Friday, July 22, 2016

Pickle Time

The summer temps are soaring, the humidity is high, and the cucumber vines are producing abundantly. Two hills, each with eight seeds, are vining up and over the raised beds. The cucumbers play hide and seek with my grandson as he exclaims with glee at spying the biggest and pokiest.

When family and friends refuse to take more, I make what our family calls "bread and butter pickles." Now I wonder if anyone ever ate them with bread and butter. Really, they are better in potato or egg salad. I use a recipe my Mom found in the red and white checked Better Homes and Gardens looseleaf cookbook. My version of this cookbook was published in 1973. The edges and spine are worn and the pages with favorite recipes have smudges from frequent use.

The pickle ingredients are basic: sliced cucumbers, green peppers, and onion. Cover the sliced vegetables with pickling salt and ice and let sit for 3 hours. Then turn on some kitchen music and wash jars.
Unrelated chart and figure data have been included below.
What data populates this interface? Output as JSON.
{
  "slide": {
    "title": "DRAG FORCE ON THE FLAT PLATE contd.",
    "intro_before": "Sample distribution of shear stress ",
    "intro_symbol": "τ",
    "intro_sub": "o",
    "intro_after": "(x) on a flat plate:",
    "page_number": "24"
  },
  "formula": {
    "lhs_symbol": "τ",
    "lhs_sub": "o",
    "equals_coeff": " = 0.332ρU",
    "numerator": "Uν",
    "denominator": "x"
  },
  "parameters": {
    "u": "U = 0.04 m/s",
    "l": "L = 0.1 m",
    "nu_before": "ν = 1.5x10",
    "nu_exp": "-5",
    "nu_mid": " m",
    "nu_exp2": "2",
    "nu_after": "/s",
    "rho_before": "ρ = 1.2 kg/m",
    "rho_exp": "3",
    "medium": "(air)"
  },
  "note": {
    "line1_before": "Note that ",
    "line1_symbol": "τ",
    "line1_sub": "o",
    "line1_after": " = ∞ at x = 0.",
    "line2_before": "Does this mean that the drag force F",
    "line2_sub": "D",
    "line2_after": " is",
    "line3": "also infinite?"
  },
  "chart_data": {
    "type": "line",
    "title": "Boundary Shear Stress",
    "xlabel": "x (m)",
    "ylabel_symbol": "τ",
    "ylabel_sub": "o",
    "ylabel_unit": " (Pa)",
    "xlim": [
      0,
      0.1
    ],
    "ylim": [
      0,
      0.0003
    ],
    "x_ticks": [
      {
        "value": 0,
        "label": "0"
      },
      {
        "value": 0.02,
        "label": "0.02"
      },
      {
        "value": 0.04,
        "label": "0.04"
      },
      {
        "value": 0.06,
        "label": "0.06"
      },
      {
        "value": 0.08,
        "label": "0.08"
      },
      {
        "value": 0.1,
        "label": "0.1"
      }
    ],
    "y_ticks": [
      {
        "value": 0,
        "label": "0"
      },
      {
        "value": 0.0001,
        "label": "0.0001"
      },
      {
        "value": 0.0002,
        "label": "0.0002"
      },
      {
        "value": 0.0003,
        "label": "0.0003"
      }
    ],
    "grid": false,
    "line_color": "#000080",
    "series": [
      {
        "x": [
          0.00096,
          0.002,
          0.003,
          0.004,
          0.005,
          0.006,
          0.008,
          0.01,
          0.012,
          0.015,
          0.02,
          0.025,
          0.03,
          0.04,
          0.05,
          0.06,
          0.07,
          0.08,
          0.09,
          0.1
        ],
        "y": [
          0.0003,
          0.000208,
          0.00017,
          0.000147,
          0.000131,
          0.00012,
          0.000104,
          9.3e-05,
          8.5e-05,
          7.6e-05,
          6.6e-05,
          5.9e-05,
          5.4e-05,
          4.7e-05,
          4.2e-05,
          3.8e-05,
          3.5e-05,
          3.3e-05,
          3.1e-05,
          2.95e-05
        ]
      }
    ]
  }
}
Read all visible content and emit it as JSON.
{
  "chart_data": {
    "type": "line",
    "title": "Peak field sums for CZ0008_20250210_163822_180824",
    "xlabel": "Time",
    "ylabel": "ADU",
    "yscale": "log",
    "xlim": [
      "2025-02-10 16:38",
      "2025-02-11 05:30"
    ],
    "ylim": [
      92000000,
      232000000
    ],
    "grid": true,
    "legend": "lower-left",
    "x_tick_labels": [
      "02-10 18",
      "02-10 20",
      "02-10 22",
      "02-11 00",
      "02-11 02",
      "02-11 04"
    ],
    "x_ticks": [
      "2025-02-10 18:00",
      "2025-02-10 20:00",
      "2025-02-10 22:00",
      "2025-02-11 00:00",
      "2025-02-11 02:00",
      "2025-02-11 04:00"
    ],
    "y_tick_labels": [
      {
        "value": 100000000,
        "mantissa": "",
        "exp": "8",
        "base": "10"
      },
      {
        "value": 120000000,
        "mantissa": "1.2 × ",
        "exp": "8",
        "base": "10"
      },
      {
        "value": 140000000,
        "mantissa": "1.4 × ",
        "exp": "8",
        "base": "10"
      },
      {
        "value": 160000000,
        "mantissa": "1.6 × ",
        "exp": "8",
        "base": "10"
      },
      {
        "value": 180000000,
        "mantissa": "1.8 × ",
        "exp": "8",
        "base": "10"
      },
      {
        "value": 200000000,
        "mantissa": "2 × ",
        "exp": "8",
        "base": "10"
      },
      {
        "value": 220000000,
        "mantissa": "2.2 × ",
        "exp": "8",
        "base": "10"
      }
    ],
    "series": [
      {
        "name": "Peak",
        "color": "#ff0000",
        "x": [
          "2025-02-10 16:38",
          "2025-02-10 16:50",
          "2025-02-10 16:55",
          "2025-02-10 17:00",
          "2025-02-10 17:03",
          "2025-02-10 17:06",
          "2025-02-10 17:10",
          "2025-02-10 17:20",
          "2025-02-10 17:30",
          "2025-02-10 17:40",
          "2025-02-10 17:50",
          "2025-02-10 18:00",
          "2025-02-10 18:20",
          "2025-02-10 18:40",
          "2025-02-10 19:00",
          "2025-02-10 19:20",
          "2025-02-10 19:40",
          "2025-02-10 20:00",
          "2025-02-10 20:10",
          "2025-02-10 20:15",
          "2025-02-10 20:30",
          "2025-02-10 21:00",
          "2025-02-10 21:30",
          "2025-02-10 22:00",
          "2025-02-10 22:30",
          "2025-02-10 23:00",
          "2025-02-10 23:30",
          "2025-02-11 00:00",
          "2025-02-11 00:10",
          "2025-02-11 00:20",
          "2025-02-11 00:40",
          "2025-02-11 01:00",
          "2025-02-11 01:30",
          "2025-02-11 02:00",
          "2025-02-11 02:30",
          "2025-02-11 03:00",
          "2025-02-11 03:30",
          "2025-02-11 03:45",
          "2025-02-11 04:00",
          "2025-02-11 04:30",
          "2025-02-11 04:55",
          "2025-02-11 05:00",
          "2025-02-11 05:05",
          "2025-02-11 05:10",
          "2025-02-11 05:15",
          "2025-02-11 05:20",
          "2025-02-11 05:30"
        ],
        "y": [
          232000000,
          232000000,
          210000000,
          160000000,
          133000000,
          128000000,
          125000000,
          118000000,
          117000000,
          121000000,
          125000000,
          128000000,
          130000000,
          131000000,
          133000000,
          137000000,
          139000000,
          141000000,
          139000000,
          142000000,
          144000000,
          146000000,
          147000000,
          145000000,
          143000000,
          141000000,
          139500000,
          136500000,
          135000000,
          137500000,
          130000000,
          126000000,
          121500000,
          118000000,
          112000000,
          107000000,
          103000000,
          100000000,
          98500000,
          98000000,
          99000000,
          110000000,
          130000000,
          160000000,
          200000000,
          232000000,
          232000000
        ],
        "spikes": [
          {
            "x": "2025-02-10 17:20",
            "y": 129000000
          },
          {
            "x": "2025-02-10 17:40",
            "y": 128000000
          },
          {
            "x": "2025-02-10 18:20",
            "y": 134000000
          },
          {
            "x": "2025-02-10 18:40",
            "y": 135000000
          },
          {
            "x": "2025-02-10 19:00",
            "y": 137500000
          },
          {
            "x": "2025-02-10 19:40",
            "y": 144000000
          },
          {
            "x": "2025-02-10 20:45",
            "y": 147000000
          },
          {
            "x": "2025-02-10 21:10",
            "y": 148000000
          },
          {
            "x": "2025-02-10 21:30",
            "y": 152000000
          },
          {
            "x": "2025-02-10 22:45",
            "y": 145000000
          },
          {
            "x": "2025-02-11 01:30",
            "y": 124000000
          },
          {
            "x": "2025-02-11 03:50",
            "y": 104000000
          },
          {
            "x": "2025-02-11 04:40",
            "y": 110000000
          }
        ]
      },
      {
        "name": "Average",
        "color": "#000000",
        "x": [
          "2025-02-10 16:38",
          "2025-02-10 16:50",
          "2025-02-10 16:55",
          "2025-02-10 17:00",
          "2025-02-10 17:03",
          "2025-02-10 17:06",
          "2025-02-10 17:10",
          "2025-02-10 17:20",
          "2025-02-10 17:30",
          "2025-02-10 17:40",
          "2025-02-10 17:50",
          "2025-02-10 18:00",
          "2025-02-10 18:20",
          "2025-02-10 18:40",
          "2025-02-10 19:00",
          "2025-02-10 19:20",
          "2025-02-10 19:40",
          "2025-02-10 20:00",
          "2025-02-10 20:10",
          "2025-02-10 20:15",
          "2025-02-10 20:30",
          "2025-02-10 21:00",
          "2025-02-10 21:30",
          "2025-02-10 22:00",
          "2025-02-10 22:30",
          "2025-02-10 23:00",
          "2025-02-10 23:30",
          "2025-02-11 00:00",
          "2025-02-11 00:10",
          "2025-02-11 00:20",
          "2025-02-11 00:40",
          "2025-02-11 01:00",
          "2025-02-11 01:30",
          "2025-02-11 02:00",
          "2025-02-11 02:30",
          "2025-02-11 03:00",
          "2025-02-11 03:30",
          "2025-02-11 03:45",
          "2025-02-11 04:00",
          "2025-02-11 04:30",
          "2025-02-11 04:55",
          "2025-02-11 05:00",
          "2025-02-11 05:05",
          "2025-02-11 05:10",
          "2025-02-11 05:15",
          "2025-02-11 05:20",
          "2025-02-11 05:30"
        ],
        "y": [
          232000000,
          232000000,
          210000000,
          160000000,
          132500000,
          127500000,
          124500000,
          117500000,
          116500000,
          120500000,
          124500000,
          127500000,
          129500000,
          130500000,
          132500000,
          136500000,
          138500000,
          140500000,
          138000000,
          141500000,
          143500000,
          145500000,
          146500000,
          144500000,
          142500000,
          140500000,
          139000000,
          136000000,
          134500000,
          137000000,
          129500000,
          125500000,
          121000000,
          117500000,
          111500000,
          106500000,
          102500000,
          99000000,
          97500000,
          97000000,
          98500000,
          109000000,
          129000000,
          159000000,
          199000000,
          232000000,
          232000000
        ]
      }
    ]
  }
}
Sing as you drain and combine the veggies with cider vinegar, sugar, mustard seed, turmeric, celery seed. Bring to a boil, put in clean hot jars, screw on lids, and water bath for five minutes. Change the CD and sing with gusto as you clean-up the mess. These pickles aren't hard to make but it does take a good portion of the day. Singing helps pass the time. Mom and I made these without a food processor. We sliced the vegetables by hand, sometimes scraping knuckles or fingers. How fortunate I am to have a food processor for pickles, pesto, garlic, nuts, and other kinds of chopping.

In other garden notes, the basil tastes great while the tomatoes are late in setting on fruit. The healthiest tomato plant is growing out of the compost bins. I think this plant must be from cherry or grape tomato scraps tossed in during early spring. I'm not sure how I'll get in to harvest any tomatoes but I enjoy watching them grow. It is always fun when a plant pops up at the edge of the compost bin.

I'm knitting on a pair of socks and cast on a shawl in a pattern I've wanted to try for some time. I'm pondering my next project from yarn that has been in a storage tote for a long time. The worsted yarn project requires cooler days and a little math. Take good care of yourself and others on these hot crazy summer days.

Tuesday, July 5, 2016

New/Old Projects

This summer I've been knitting a few projects from yarn that has been marinating in storage bins. These mitts are one result of a new/old combination. Sometime in the 1990's, I knit a disaster of a sweater for my daughter. I combined several patterns to make a cabled pullover with set-in sleeves. I knew little about sleeve design but persevered with the sleeve caps several times. What was I thinking? I still couldn't design a sleeve cap anyone would want to wear. The sweater is long gone but the leftover yarn, a blend of merino and border leister, held up well.

Last month, I re-skeined and washed the yarn to remove the crimp from previous stitches. There was enough for two pairs of mitts and one pair of mittens. In my mitten file, I found an old Coats and Clark Book No.192, copyright 1969. The booklet sold for thirty-five cents and contained 39 patterns, most of them rather clunky looking. However, the mitten pattern is a classic and I was happy to rediscover it. The left leaning decrease at the top is a slip one, knit one, pass the slipped stitch over the knit stitch instead of the typical SSK (slip slip knit.) I did substitute the SSK decrease. No doubt, the pattern was written before Barbara Walker invented that decrease. These will be a gift or go to a charity.

Fingerless mitts are good for driving, reading in winter, and walking in Spring and Fall. They make great gifts. I knit a pair of Kindling Mitts, teaching myself how to cable without a needle. Why have I not tried to do this sooner? I also knit these Ribbed Mitts. The pattern is free and well written. This past weekend, I gave the Ribbed Mitts to my daughter on her birthday. Twenty years later, I thought she might like to have something knit from the yarn that is wearable. No puffy sleeves were involved.